Quantcast

Letters to the editor

Gays can’t cotton to exploitation

To The Editor:

Re “Rep. Kucinich gets ovations at the Center” (news article, Dec. 10):

Thank you for your excellent coverage of the recent rally by the Gay and Lesbian Independent Democrats and UNITE with presidential candidate Dennis Kucinich to demand workers’ rights at the H&M clothing store.

It’s heartening to see that an alliance has formed between activists from labor and L.G.B.T. organizations in order to clarify what it means to say “Equal rights for all.”

The many dollars that the queer community spends at H&M have helped to make the owners of H&M rich. In developing nations like Indonesia and Thailand, though, workers sewing H&M clothes are paid $1 per day. It’s my understanding that in the U.S., H&M pays wages below the poverty level and has fired workers who want to join the union UNITE.

L.G.B.T. workers are also L.G.B.T. consumers. It’s high time that our community not only demand respect for gay people in the workplace, but also use our buying power where it can have significant influence on other human rights issues. I hope other gay groups join GLID and UNITE in telling H&M and other retailers that market to our community that we’re informed consumers and that we demand that they respect queer rights, workers’ rights and human rights everywhere.

Lorna Gottesman

Market process was already cooking

To The Editor:

Re “Gansevoort Historic District gets final approval from city” (news article, Dec. 17):

  While I would be proud to claim credit for first proposing the Gansevoort Market Historic District three years ago, I absolutely cannot. I have only been executive director of the Greenwich Village Society for Historic Preservation and Save Gansevoort Market since January 2002. Save Gansevoort Market and its campaign for a Gansevoort Market Historic District was founded in 2000 by Jo Hamilton and Florent Morellet — Florent and Jo are the pioneers who founded this great effort and put together the winning coalition, building upon years of effort and advocacy by countless Villagers and preservationists to help finally achieve this long-overdue goal.
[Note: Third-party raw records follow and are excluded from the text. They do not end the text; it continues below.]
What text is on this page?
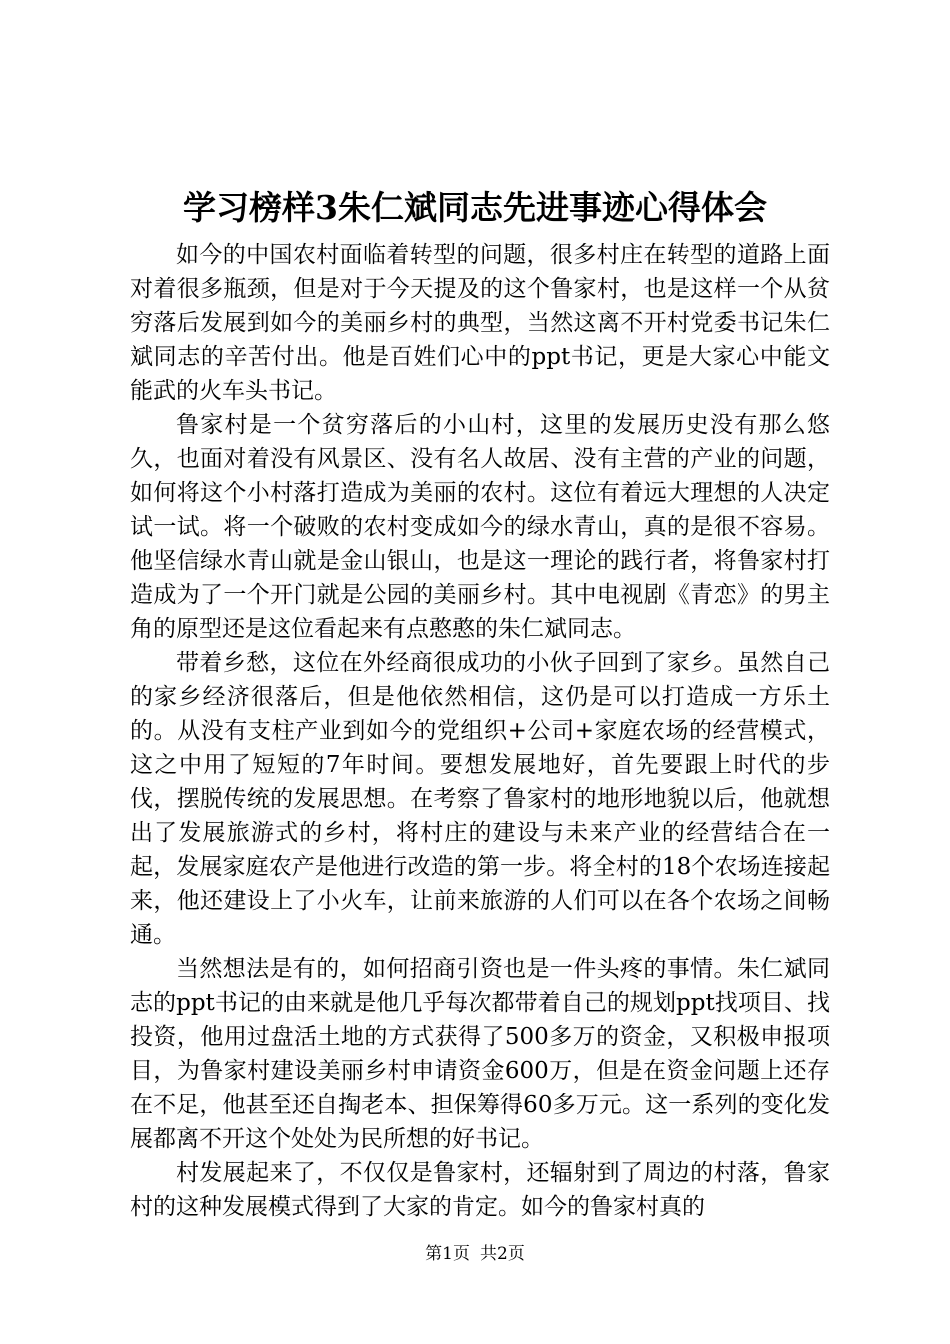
学习榜样3朱仁斌同志先进事迹心得体会

如今的中国农村面临着转型的问题，很多村庄在转型的道路上面对着很多瓶颈，但是对于今天提及的这个鲁家村，也是这样一个从贫穷落后发展到如今的美丽乡村的典型，当然这离不开村党委书记朱仁斌同志的辛苦付出。他是百姓们心中的ppt书记，更是大家心中能文能武的火车头书记。

鲁家村是一个贫穷落后的小山村，这里的发展历史没有那么悠久，也面对着没有风景区、没有名人故居、没有主营的产业的问题，如何将这个小村落打造成为美丽的农村。这位有着远大理想的人决定试一试。将一个破败的农村变成如今的绿水青山，真的是很不容易。他坚信绿水青山就是金山银山，也是这一理论的践行者，将鲁家村打造成为了一个开门就是公园的美丽乡村。其中电视剧《青恋》的男主角的原型还是这位看起来有点憨憨的朱仁斌同志。

带着乡愁，这位在外经商很成功的小伙子回到了家乡。虽然自己的家乡经济很落后，但是他依然相信，这仍是可以打造成一方乐土的。从没有支柱产业到如今的党组织+公司+家庭农场的经营模式，这之中用了短短的7年时间。要想发展地好，首先要跟上时代的步伐，摆脱传统的发展思想。在考察了鲁家村的地形地貌以后，他就想出了发展旅游式的乡村，将村庄的建设与未来产业的经营结合在一起，发展家庭农产是他进行改造的第一步。将全村的18个农场连接起来，他还建设上了小火车，让前来旅游的人们可以在各个农场之间畅通。

当然想法是有的，如何招商引资也是一件头疼的事情。朱仁斌同志的ppt书记的由来就是他几乎每次都带着自己的规划ppt找项目、找投资，他用过盘活土地的方式获得了500多万的资金，又积极申报项目，为鲁家村建设美丽乡村申请资金600万，但是在资金问题上还存在不足，他甚至还自掏老本、担保筹得60多万元。这一系列的变化发展都离不开这个处处为民所想的好书记。

村发展起来了，不仅仅是鲁家村，还辐射到了周边的村落，鲁家村的这种发展模式得到了大家的肯定。如今的鲁家村真的

第1页 共2页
  Now we all need to pull together to finish the job: ensure Gansevoort Market is protected, including its mix of uses and its undesignated blocks; save the Far West Village from rampant overdevelopment; and fight to preserve the historic South and East Village, which are almost entirely lacking in historic district protections.

  I certainly don’t want to claim any credit that is more appropriately due to others.

Andrew Berman

Berman is executive director, Greenwich Village Society for Historic Preservation and Save Gansevoort Market

No more soulless housing

To The Editor:

  As more and more residents of the Lower East Side discuss the pros and cons of more low-income housing, I think we need to think of this in the perspective of what was done post-W.W. II with Robert Moses and Title I.
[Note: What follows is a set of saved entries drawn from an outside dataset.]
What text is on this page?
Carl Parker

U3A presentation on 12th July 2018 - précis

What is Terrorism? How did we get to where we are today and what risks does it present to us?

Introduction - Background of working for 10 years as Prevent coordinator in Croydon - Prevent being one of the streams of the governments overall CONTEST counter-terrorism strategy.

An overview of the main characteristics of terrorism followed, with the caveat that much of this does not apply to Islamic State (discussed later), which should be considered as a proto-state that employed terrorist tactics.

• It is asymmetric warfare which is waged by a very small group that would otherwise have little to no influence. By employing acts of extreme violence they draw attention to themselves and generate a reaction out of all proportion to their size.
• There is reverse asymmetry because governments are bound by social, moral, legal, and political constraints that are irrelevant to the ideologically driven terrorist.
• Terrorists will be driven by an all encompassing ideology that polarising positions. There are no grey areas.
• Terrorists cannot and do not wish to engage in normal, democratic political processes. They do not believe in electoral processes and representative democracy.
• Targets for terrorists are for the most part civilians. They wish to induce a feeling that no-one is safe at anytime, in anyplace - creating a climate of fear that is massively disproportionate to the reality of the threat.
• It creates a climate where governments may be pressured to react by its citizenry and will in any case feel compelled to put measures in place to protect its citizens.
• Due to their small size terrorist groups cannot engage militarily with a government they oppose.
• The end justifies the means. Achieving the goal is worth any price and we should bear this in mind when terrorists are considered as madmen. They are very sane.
  As John Cheever wrote: “…slums are being demolished…[but] the rectangular tenements that replace them have not a trace of invention. Their bleakness is absolute. No man has ever dreamed of a city of such monotonous severity, and there must be some bond between our houses and our dreams.”

  The social critic Ernest van der Haag wrote: “Housing developments instead of replacing slums have more often displaced them, i.e., shifted their location. More important, they are no less sterile esthetically than the slums were. In some ways the sterility is more awesome because it seems so orderly, seamless, and therefore ineluctable. Both the physical and social structure of housing developments are designed to prevent spontaneity and variety; they succeed altogether in blocking the communal feeling and the liveliness that was the one redeeming feature of at least some slums.”
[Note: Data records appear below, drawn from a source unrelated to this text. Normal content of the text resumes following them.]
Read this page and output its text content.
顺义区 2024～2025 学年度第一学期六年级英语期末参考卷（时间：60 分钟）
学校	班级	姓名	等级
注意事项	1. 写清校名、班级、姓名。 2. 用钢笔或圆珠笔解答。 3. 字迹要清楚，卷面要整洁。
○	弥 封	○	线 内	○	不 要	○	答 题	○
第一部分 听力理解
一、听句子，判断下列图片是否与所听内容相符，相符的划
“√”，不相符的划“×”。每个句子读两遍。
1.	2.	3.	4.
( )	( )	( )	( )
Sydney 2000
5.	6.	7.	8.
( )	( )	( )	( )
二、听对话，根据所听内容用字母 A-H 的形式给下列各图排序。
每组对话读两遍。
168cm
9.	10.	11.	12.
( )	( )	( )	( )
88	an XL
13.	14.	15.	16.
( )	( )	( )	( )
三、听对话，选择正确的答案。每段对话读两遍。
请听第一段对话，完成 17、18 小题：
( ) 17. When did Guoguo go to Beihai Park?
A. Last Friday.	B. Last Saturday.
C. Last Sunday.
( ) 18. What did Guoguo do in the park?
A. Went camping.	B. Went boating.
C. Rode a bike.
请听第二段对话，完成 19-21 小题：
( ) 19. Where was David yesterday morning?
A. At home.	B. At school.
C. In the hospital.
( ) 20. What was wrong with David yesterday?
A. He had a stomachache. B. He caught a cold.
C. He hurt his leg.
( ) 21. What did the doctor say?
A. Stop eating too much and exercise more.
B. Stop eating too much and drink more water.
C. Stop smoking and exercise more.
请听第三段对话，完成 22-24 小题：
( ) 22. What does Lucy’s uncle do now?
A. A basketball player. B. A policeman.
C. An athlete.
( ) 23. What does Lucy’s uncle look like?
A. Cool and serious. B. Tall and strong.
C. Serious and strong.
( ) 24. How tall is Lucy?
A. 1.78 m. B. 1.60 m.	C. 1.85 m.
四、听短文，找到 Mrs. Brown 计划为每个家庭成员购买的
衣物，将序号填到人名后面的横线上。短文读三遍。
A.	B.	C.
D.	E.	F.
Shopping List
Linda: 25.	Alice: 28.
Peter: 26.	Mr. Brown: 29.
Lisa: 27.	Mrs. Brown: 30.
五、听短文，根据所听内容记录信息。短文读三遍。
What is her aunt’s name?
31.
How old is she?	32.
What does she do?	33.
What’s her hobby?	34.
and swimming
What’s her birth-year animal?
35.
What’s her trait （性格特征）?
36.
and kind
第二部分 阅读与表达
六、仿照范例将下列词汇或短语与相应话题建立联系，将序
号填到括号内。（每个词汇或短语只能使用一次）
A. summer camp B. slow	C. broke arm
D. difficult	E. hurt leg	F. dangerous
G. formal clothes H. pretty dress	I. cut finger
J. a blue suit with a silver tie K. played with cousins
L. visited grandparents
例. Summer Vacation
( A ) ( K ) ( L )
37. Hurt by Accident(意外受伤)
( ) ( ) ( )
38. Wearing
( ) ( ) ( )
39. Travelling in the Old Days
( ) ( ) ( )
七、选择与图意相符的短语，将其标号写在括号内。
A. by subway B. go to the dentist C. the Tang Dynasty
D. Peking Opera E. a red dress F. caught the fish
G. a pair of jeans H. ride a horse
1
  Yes, public housing offered some a genuine step in the first decent housing many had known. There was a price to pay though for the city and the nature of Title I meant tearing down thousands of existing apartments and putting its occupants out of homes. These new projects were built soundly and solidly but on an enormous scale but, hey, lacked a soul.

  Perhaps any building to go on the Seward Park Urban Renewal Area sites should be built with a combination of public and private monies. Perhaps new housing in this neighborhood should be limited to that of the Orchard/Ludlow St. scale, replacing what was once lost. Keep it true to the history of the neighborhood versus the crap being built all over this city, such as Sixth Ave. in the 20s.

  I believe that though some good came out of the Robert Moses period of New York, I don’t think he liked cities. I don’t think urban renewal worked. It never needed forcing.

  I pray we help let the soul that lives down here come out naturally through markets, as opposed to being forced by Community Board 3 members wanting to leave a mark. They are not Robert Moses and, yes, it is a shame that the housing torn down has not been replaced. Let it be done wisely.